To Check Out North Korea
In 2014, North Korea arrested an American tourist, accusing him of espionage. It is very much possible for an American to visit North Korea, but your tour operator will warn you to strictly follow rules, or else police might nab you. Matthew Miller sounded like someone who’d mistakenly fallen afoul of these rules and had paid the price.
Then, after America negotiated Miller’s release, he told a very different story from what we’d assumed. He’d gone to North Korea wanting to be arrested, he said. He did not say this with a gun to his head, he was free now, and his interviewers were a news agency devoted to reporting on North Korea critically. He’d filled a notebook with jottings that falsely described him as a hacker carrying state secrets for Wikileaks. He’d defaced his genuine North Korean visa, to attract suspicion. Finally, he’d provoked authorities repeatedly till they took him into custody.
Miller’s motive in all this? He wanted to learn what North Korea’s really like, something that’s fairly impossible in an organized tour but that incarceration surely reveals with great clarity. He came away from his experience confused that he wasn’t tortured and pleasantly surprised by the conditions of his captivity. We therefore have our doubts that his curated prison stint revealed anything about what life is like for North Koreans. Sometimes, when you escape a simulation, you just find your way into a more convincing simulation.

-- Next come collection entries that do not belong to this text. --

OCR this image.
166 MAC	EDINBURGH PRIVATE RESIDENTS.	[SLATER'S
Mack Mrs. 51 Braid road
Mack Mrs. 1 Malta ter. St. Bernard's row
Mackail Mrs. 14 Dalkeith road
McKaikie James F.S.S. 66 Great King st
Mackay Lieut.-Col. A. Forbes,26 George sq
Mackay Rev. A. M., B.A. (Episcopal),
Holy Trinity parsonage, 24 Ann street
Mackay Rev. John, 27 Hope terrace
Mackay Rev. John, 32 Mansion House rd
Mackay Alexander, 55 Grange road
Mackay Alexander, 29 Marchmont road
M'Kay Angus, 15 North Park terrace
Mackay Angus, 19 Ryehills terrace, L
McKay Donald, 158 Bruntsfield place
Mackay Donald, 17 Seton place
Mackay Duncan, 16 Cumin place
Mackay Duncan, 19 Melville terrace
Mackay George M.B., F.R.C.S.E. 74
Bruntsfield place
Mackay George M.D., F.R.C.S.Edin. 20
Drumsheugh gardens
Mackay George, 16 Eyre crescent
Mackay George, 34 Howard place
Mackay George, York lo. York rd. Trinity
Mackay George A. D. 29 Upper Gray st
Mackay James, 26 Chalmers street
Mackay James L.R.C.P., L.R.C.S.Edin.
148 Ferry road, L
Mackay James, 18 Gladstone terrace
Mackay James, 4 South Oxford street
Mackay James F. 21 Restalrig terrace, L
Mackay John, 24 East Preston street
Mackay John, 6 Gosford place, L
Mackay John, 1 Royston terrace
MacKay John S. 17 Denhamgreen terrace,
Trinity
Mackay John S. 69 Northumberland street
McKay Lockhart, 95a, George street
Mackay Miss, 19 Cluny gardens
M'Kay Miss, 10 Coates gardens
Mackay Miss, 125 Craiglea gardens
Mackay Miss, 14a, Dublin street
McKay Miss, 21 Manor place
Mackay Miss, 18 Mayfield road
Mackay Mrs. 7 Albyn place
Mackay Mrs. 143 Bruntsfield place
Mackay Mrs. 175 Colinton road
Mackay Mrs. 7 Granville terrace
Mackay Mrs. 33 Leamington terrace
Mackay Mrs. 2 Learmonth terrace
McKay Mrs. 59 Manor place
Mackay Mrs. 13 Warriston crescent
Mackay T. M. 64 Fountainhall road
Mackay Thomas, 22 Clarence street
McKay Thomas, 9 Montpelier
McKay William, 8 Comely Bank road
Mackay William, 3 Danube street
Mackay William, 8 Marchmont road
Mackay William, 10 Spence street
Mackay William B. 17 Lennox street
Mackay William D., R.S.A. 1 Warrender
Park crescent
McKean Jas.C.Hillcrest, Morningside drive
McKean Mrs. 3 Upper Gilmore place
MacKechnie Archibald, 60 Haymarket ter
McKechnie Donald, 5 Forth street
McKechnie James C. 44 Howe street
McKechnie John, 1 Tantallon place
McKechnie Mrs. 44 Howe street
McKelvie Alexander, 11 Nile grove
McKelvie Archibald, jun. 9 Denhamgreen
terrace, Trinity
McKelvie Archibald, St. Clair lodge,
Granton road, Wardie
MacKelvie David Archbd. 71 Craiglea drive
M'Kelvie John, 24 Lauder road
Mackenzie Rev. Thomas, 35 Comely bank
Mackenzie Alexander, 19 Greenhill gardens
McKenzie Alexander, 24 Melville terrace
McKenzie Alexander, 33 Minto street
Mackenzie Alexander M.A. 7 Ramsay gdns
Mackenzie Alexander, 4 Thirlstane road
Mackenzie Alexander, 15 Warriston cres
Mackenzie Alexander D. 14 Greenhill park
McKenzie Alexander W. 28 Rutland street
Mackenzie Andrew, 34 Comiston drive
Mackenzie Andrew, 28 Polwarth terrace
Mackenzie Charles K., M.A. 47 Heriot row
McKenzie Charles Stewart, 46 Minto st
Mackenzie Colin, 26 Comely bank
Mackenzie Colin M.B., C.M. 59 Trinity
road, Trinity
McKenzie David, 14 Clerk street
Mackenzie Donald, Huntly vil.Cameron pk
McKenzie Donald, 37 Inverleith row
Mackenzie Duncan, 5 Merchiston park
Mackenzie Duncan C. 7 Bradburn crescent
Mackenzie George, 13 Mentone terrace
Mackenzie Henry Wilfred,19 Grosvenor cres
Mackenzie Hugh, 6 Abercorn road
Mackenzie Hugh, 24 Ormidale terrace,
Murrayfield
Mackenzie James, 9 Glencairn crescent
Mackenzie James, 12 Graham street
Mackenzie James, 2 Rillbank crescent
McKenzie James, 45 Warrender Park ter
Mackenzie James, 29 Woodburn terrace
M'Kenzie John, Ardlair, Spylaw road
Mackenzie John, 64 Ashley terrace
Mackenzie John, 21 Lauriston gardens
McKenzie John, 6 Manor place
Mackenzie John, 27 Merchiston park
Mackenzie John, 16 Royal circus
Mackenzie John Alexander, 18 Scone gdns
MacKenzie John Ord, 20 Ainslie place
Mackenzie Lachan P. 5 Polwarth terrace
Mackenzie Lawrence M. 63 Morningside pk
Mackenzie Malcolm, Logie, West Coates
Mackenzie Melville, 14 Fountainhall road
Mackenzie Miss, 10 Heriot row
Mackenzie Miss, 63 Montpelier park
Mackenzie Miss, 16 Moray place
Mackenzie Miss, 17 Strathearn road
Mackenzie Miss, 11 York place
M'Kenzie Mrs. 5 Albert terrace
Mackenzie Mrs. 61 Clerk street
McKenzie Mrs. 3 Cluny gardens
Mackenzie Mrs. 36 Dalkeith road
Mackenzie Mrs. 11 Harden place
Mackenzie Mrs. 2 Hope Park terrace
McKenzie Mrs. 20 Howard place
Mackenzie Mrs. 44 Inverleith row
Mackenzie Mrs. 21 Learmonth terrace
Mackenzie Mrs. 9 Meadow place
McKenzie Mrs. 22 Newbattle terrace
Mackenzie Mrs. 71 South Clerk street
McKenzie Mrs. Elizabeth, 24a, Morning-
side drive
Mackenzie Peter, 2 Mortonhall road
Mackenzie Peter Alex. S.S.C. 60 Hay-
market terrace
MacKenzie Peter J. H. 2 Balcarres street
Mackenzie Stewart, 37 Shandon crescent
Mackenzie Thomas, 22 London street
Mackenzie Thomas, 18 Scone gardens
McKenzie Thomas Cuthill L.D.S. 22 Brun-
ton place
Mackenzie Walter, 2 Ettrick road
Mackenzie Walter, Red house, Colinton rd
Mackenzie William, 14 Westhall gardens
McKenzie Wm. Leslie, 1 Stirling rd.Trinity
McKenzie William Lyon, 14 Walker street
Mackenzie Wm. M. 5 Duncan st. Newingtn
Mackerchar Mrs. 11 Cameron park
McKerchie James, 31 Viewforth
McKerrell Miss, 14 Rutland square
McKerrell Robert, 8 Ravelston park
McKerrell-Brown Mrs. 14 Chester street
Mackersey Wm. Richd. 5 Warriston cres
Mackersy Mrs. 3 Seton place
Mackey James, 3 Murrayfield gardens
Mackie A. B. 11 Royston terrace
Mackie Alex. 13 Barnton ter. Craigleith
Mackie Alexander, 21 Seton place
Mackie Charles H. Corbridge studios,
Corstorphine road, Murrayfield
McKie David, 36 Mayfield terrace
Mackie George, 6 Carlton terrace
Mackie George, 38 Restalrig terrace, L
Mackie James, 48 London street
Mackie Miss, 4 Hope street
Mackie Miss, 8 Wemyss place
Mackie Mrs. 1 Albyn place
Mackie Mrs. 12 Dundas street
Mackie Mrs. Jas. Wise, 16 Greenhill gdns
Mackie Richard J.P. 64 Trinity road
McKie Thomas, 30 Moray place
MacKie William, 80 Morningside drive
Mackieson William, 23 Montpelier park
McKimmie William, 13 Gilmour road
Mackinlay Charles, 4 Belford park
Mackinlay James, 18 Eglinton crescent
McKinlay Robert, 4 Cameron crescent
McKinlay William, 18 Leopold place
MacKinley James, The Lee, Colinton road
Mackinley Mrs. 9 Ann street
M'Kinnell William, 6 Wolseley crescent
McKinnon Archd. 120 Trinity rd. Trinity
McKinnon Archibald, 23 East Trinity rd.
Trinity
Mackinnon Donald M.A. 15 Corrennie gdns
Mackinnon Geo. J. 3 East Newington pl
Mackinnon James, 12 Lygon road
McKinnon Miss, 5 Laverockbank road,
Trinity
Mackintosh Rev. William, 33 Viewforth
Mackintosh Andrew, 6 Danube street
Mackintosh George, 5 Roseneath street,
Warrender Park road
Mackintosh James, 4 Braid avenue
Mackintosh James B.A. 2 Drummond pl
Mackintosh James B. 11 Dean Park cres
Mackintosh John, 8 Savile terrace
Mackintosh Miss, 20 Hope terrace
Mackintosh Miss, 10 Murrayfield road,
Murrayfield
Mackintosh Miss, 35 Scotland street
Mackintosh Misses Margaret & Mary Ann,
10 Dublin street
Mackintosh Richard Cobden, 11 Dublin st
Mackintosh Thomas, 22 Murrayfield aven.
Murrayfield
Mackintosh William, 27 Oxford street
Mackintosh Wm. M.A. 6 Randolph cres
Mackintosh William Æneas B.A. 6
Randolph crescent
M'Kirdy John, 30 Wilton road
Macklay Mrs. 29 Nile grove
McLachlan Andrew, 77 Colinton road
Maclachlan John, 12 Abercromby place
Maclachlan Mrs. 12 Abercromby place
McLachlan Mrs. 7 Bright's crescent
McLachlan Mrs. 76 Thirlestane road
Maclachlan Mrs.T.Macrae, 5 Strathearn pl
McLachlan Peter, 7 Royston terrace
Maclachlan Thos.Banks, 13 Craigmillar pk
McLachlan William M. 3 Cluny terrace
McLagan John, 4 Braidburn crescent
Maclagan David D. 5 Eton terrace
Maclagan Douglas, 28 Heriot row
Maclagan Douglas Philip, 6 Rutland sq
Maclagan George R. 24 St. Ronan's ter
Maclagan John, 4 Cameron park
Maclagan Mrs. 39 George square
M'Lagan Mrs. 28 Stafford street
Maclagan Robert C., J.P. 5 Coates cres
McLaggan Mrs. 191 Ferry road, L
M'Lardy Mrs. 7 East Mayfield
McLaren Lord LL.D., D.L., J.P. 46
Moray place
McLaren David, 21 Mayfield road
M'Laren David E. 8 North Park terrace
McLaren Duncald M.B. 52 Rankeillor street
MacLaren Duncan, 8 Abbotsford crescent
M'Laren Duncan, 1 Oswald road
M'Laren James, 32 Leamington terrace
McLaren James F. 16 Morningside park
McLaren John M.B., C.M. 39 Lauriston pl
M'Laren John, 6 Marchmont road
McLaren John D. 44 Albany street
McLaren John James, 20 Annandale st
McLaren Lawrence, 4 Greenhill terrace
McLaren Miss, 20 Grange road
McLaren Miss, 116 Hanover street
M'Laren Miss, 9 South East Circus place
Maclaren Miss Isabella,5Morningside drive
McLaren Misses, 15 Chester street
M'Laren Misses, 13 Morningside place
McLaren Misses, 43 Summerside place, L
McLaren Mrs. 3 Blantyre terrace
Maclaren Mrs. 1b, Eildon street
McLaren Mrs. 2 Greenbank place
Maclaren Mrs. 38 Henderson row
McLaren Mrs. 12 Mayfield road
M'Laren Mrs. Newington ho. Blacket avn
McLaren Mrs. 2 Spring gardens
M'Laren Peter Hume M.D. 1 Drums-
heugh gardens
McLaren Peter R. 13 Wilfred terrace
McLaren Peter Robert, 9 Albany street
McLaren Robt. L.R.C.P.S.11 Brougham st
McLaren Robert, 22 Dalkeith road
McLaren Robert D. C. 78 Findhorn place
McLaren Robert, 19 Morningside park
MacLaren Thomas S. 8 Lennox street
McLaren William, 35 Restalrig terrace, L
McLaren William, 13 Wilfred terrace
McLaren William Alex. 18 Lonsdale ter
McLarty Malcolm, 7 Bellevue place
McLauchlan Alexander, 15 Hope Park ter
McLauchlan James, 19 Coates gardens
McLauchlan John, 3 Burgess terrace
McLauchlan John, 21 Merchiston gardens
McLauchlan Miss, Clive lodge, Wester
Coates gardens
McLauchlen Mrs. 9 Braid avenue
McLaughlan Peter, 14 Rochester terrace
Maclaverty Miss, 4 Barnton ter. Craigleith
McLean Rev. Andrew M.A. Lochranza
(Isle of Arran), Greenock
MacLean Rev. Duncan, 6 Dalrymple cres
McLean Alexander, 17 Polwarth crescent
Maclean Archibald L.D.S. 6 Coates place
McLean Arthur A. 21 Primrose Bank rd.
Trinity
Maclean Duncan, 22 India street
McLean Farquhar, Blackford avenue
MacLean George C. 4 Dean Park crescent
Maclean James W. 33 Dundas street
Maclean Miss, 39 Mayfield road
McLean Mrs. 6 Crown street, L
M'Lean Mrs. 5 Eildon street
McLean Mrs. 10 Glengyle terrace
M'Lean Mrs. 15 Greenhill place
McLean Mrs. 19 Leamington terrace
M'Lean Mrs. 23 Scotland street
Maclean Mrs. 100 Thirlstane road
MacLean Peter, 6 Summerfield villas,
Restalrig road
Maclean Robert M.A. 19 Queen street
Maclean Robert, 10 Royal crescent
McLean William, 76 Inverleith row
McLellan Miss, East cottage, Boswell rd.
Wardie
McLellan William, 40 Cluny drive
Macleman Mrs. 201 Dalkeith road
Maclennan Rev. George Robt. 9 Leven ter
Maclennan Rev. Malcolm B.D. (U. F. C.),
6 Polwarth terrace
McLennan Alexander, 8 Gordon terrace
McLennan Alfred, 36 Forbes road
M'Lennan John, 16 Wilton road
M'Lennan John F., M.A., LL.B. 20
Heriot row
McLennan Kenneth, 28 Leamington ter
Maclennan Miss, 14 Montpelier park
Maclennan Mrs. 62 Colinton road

As an Alternative to Homelessness
Ichiro Kojima decided prison was preferable to life on the streets. So, did this homeless guy steal a pack of gum, like the classic criminal who just wants to be arrested? Nope. Kojima wanted to be set for life, which meant he needed a life sentence.
On June 9, 2018, he boarded the train from Tokyo to Osaka with a knife and a machete. He slashed at two women, both in their 20s. Then another passenger intervened, 38-year-old Kotaro Umeda. Kojima stabbed him dozens of times, with one wound half-a-foot long killing him. After that, he stopped. He had boarded the train with the intention of murdering someone, to secure his prison term, and he had succeeded.

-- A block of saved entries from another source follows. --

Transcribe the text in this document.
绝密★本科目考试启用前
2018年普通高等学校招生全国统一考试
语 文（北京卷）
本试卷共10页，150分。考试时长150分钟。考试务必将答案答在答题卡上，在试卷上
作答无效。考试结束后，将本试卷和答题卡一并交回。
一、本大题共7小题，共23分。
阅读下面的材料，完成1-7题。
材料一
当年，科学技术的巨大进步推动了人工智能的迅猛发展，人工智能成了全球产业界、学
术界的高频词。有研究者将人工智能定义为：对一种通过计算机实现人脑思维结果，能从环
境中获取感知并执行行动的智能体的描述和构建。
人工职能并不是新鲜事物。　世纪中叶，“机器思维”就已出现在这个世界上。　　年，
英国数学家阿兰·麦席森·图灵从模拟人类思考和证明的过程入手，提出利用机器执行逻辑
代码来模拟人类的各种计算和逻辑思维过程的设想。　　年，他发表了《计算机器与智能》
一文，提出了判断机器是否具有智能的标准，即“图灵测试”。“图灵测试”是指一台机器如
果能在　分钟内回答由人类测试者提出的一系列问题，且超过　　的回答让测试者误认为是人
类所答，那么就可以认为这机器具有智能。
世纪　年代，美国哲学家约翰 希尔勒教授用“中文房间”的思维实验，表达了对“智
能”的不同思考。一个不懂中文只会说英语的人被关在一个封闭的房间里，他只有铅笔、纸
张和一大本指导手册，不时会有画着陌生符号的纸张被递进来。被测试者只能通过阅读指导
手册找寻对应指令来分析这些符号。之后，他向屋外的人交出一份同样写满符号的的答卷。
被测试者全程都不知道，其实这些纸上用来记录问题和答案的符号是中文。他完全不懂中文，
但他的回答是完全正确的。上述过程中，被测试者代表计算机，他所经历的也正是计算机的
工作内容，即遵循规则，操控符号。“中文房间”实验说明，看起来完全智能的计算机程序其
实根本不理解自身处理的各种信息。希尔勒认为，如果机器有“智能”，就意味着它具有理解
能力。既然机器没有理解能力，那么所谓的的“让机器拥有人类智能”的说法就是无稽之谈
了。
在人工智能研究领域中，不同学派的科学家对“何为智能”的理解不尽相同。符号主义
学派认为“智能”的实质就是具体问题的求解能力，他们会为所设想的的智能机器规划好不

Japan sentenced him to life in prison. Yes, this was precisely what he’d sought in attacking those passengers, but the law’s the law. The rules have no loophole to guard against giving criminals exactly what they want.
Because It’s All He Knew
Paul Geidel was 17 when he committed murder. He was working as a bellhop at a hotel, and he killed an elderly guest in a failed attempt to run off with the guy’s riches. Today, a 17-year-old is considered a child. In 1911, despite people that age working and marrying, that was arguably even more the case — the age of majority back then was 21. Nevertheless, Geidel’s second-degree murder charge earned him 20-to-life.
That sentence lasted longer than anyone predicted. The first years went by easily enough, with Geidel seemingly on track for early release. Then doctors declared him to be legally insane (which is really the sort of thing that should be determined at trial, not years later). He moved now to a special unit for the criminally insane, where he spent nearly 50 years. After that, he went to another prison, before finally being granted parole in 1974.

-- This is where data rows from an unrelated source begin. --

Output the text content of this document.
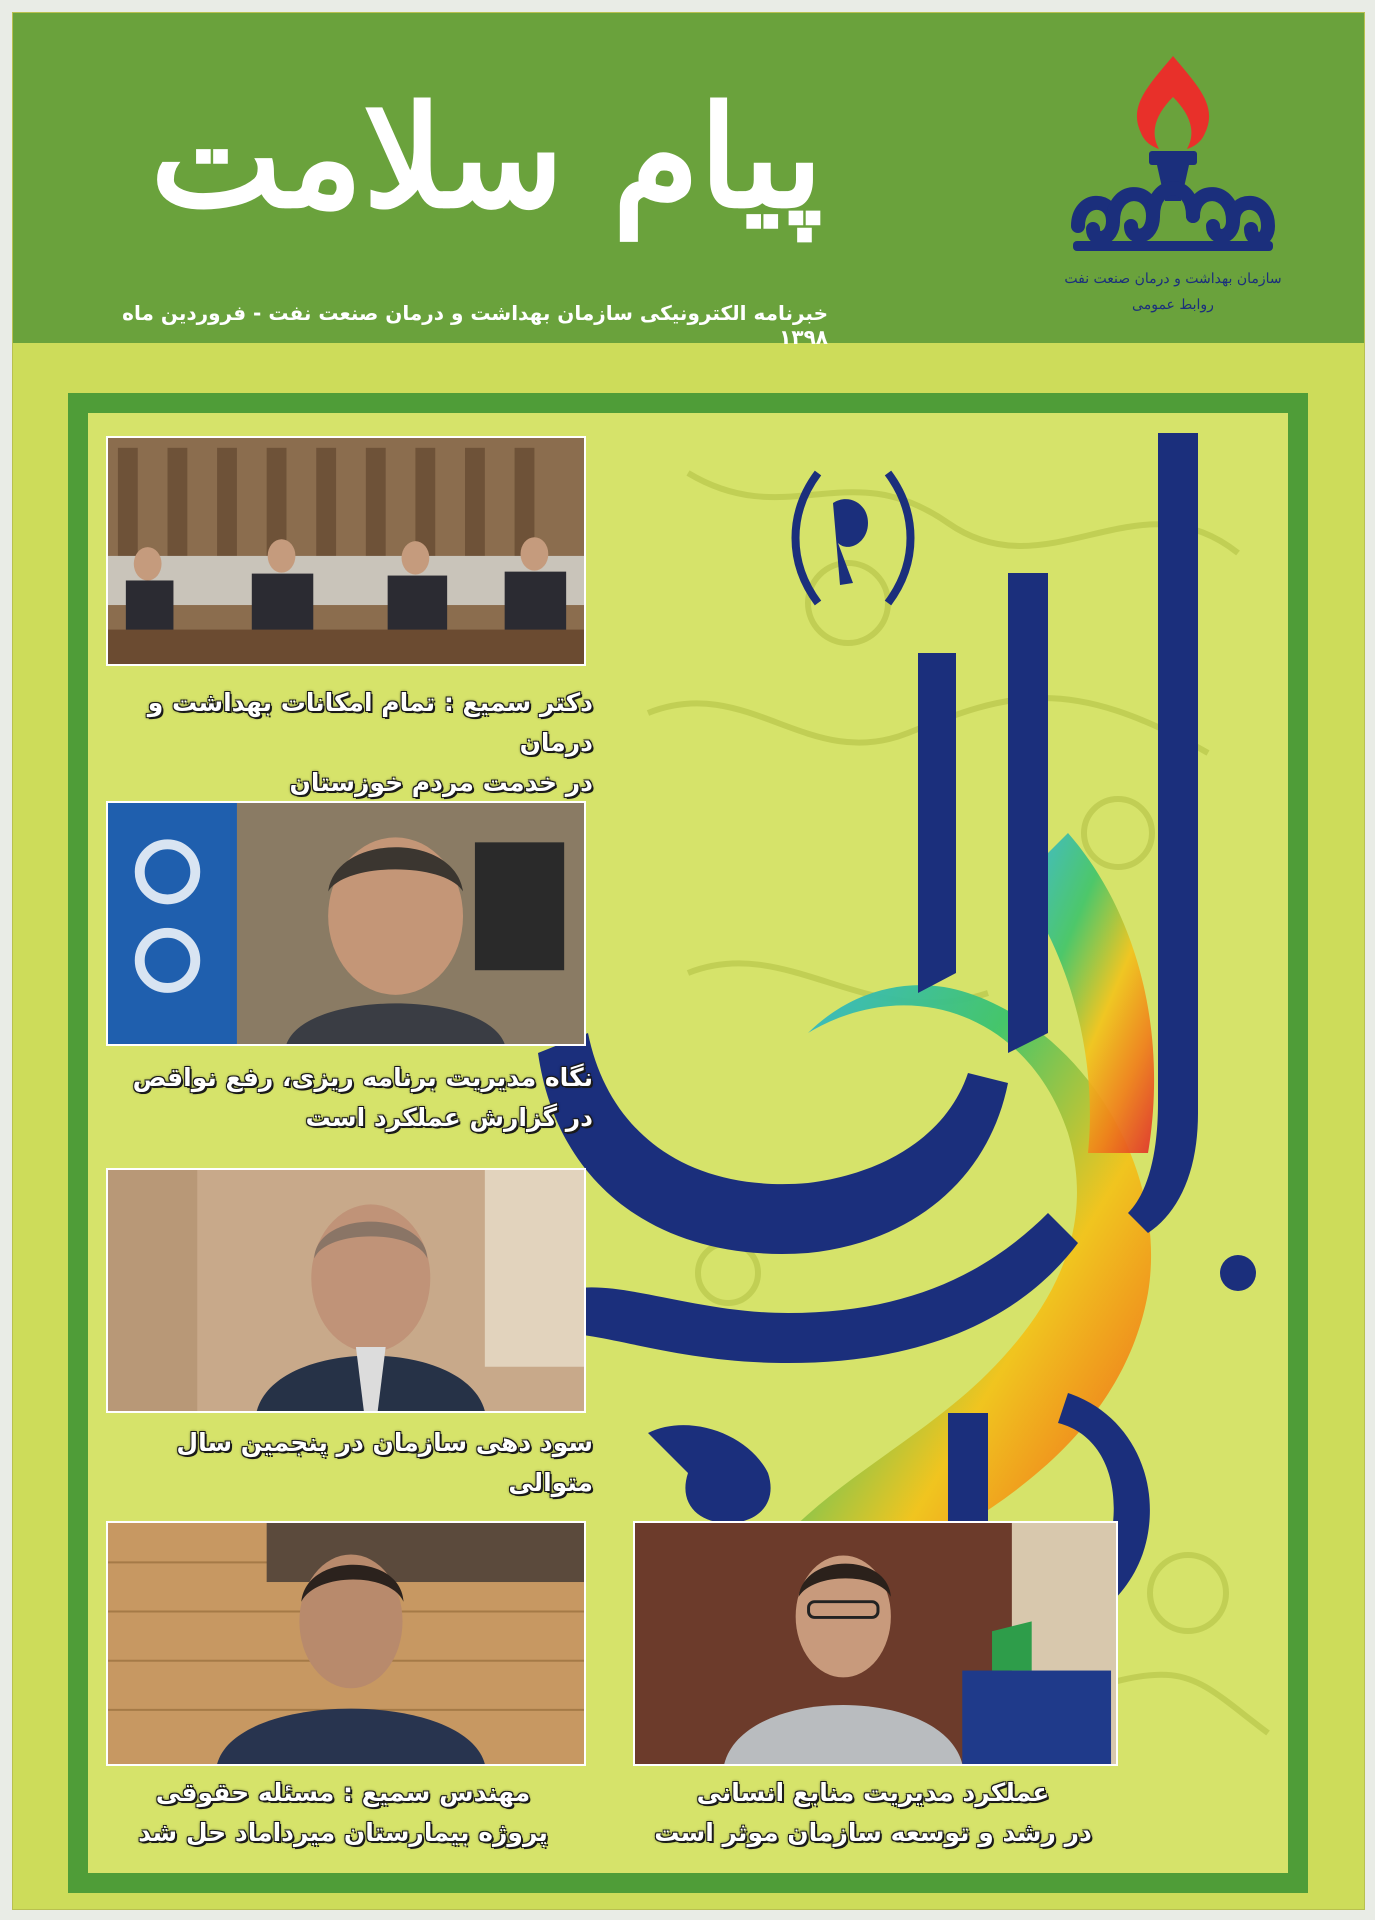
پیام سلامت
خبرنامه الکترونیکی سازمان بهداشت و درمان صنعت نفت - فروردین ماه ۱۳۹۸
سازمان بهداشت و درمان صنعت نفت
روابط عمومی
دکتر سمیع : تمام امکانات بهداشت و درمان
در خدمت مردم خوزستان
نگاه مدیریت برنامه ریزی، رفع نواقص
در گزارش عملکرد است
سود دهی سازمان در پنجمین سال متوالی
مهندس سمیع : مسئله حقوقی
پروژه بیمارستان میرداماد حل شد
عملکرد مدیریت منابع انسانی
در رشد و توسعه سازمان موثر است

Except, that parole wasn’t so final after all. Geidel rejected it. He wanted to stay in prison. He’d been there for over 60 years at this point. He’d missed the sexual revolution, the rise of television and two world wars, not to mention every personal milestone that a normal adult experiences. How was he supposed to adapt to life outside now?
The prison finally got rid of him in 1980. He was 86, and even today, no one in American history has spent as long in prison as he did. Details are murky on what happened to Geidel after this, but it appears he lived out his few remaining years at a nursing home, which really is just another kind of prison, one with less interesting inmates.